NHL negotiations: 'Right now, it's not looking great'

Deadlocked players union, NHL seemingly preparing for lockout

calexander@newsobserver.comSeptember 14, 2012 

NHL Labor Hockey

NHL commissioner Gary Bettman speaks to reporters after meeting with team owners, Thursday, Sept. 13, 2012 in New York. The current collective bargaining agreement between the league and the players expires Saturday at midnight. (AP Photo/Mary Altaffer)


NHL Commissioner Gary Bettman threw down the gauntlet Thursday.

Emerging from a meeting of the league’s board of governors in New York, Bettman again said if there is no new collective-bargaining agreement by midnight Saturday, when the current labor deal will expire, there will be a lockout of the league’s players.

Bettman, speaking at a news conference, said the league’s board of governors unanimously voted Thursday to support his position on a lockout. He blamed the NHL Players Association for the late start to meaningful negotiations, saying the players union showed “no urgency” until late June.

Both sides appeared to be preparing for a lockout – the NHL’s third since Bettman became commissioner in 1993 – that could push back the start of the season and result in a loss of games. Eight years ago, a bitter battle over a CBA caused the cancellation of the 2004-05 season.

Pittsburgh Penguins star Sidney Crosby, one of the 283 players in New York for the NHLPA meeting, warily said, “Right now, it’s not looking great.”

NHLPA executive director Donald Fehr, flanked by Crosby and other players at his news conference, said he remained hopeful the sides could bridge the gap, adding, “Tonight would be nice.”

Fehr later said a lockout always should be a “last resort” but seemingly was a “first resort” in the NHL, which has left the players frustrated.

“No athlete likes to lose games. If they are willing to, there must be some powerful reasons,” he said.

The yearly division of hockey-related revenue (HRR) continues to be the most divisive issue.

“We believe as a league, we are paying out too much money,” Bettman said Thursday.

The players were receiving 57percent of HRR, a figure that escalated from 54 percent in 2005-06. The NHL’s initial CBA proposal in July was for a cutback to 43 percent.

The NHL’s offer caused indignation from the union, but Bettman retorted Thursday, “If you think 43 percent is unfair, remember we have been getting 43 percent to operate the league and pay all the expenses.”

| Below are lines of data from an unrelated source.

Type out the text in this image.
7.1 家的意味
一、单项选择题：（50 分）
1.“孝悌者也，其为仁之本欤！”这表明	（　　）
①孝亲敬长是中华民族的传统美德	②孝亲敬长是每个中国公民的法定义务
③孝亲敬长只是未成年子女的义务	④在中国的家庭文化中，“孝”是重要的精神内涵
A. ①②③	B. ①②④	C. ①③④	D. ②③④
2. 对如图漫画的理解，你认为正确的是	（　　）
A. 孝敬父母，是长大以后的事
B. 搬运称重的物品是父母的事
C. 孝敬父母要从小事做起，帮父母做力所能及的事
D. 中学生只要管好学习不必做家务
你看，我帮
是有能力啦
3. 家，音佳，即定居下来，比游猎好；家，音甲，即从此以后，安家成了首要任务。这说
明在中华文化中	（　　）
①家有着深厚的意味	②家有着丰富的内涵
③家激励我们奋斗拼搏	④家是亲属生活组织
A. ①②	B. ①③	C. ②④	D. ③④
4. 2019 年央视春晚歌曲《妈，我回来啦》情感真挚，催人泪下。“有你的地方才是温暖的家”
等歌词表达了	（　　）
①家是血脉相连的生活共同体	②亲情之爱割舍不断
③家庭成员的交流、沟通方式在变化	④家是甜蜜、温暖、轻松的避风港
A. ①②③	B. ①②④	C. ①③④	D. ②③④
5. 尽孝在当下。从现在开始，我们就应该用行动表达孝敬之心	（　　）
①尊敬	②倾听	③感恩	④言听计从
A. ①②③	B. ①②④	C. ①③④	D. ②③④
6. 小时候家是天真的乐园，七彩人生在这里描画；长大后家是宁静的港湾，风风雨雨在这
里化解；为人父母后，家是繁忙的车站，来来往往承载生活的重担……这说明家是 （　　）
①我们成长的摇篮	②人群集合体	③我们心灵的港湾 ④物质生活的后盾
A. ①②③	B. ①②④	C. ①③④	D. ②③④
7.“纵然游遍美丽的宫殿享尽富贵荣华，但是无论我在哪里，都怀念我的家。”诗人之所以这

Bettman said the six-year CBA being proposed by the league would reduce player salaries by roughly 9 percent the first year, then 7 percent and 4 percent the next two years. He claimed it was not a salary rollback but would be covered by the yearly escrow paid by the players.

“Even a brief lockout will cost more in terms of lost salary wages than what we’re proposing to do … to make a deal that we think we need to make,” Bettman said.

The union has proposed a five-year CBA with small salary increases.

Fehr noted the league received a 24 percent rollback in salaries in 2005, when a hard salary cap was established. He said the owners now are out to “see what else they can get.”

The league also is seeking a reduction of contract lengths to five years, an end to salary arbitration and beginning unrestricted free agency after 10 years of service instead of the current seven years.

As Fehr put it, “Less money, fewer rights.”

Fehr said the players are seeking more extensive revenue sharing to help financially distressed teams, but he said the league’s apparent unwillingness to discuss such an expansion was “significantly disappointing.”

Bettman said he feels “terrible” about the possibility of another lockout, saying, “No one wants to make a deal more than I do.” Fehr said much the same, but the gap between the sides appears wide with little time left.

While the meetings were being held Thursday in New York, Carolina Hurricanes forward Jiri Tlusty and other teammates skated at Raleigh Center Ice.

“It’s a sad story right now, but we have to get the deal done and it has to be worth it for both sides,” Tlusty said.